The fluctuation margin is not made transparent enough when published, says Christoph Haselmayer (IFDD), because the media want concrete figures.

“It is not made clear enough here that this is an estimate. “In addition, there is research when it is clearly outside the fluctuation range,” explains communications scientist Matthias Karmasin. Overall, we are in a good position going into these elections. In addition to the 30 percent for the FPÖ, there were two more outliers at another institute: 19 percent for the ÖVP and once 15 percent for the NEOS (ultimately 10.14).

Exciting polls on election day
Trend research based on election surveys by Foresight, ARGE Elections and Peter Hajek before election day also caused surprise. At 5 p.m., 27 percent registered for the FPÖ. ÖVP 23.5, SPÖ at 23. With a fluctuation range of 2.5 in the green area, the researchers argue.

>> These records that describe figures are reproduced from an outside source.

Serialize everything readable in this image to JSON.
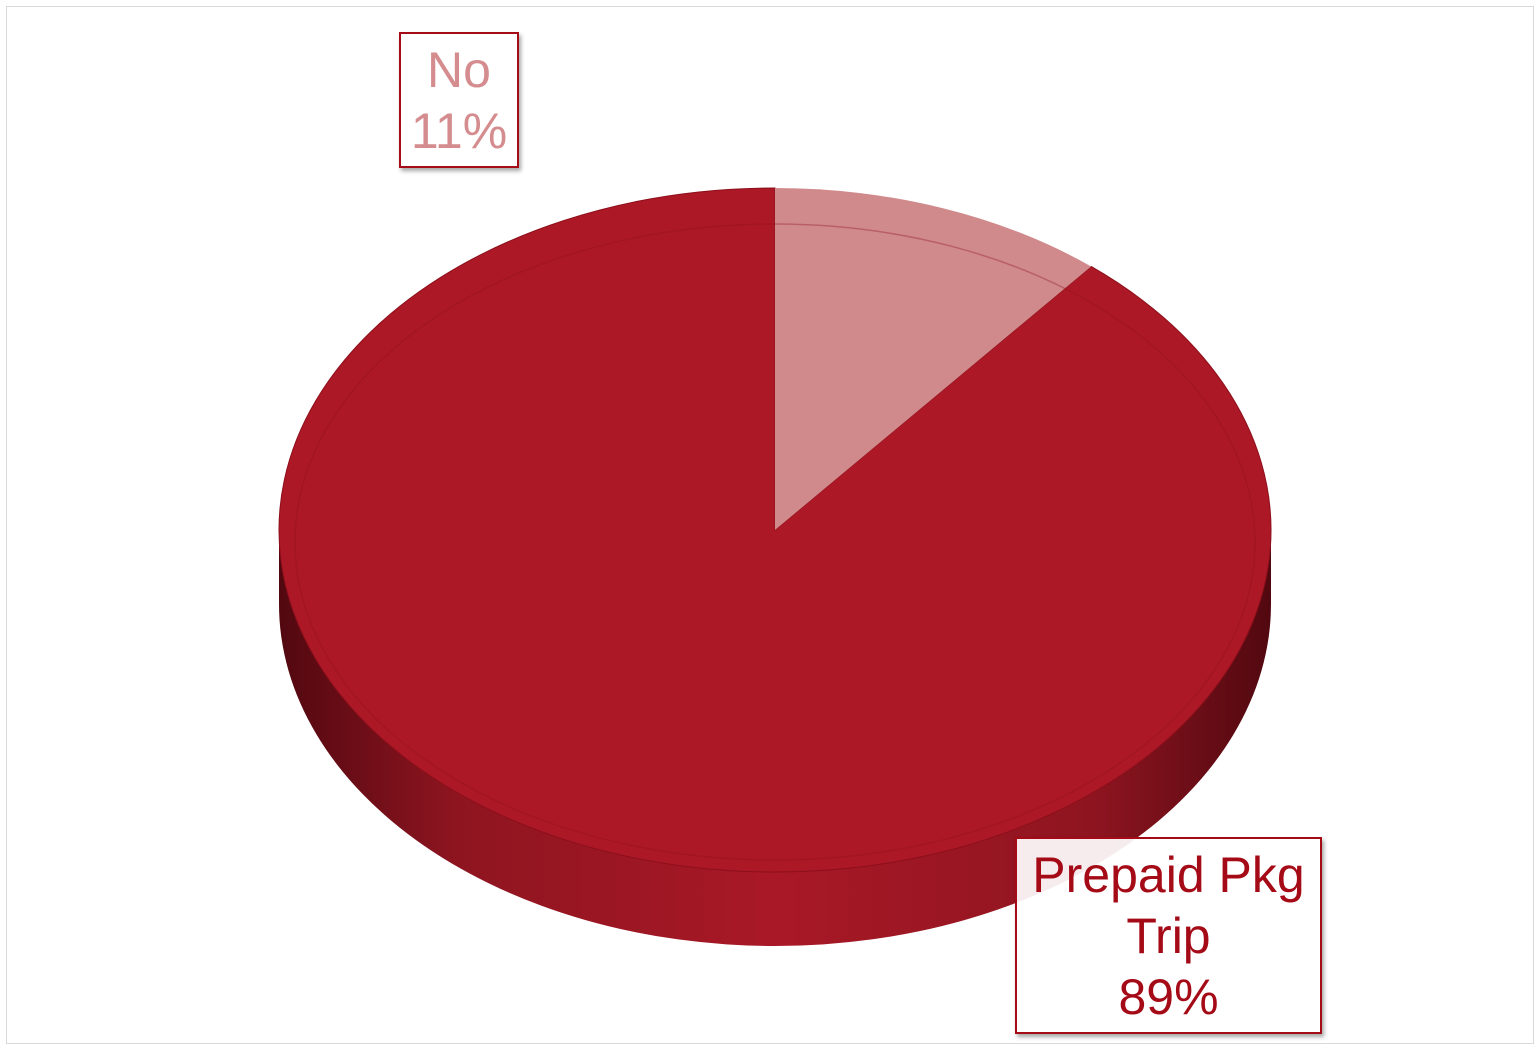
{
  "chart_data": {
    "type": "pie",
    "style": "3d",
    "title": "",
    "slices": [
      {
        "name": "Prepaid Pkg Trip",
        "value": 89,
        "label_lines": [
          "Prepaid Pkg",
          "Trip",
          "89%"
        ],
        "color": "#ad1826"
      },
      {
        "name": "No",
        "value": 11,
        "label_lines": [
          "No",
          "11%"
        ],
        "color": "#d08a8c"
      }
    ],
    "legend": "none",
    "colors": {
      "accent": "#ad1826",
      "accent_dark": "#a50a17",
      "secondary": "#d08a8c",
      "label_no_text": "#d48c8e"
    }
  }
}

Peter Hajek gives very specific figures here: “95 out of 100 studies fall within the fluctuation margin. So correct. In general you have to say. The research consists of 40 percent craftsmanship, 40 percent experience and 20 percent luck.” It is an approximation of reality, not precision landings. The best way to achieve this is through so-called exit polls, says Haselmayer. This means: national surveys immediately after the votes have been cast on the spot. “But that is far too expensive.”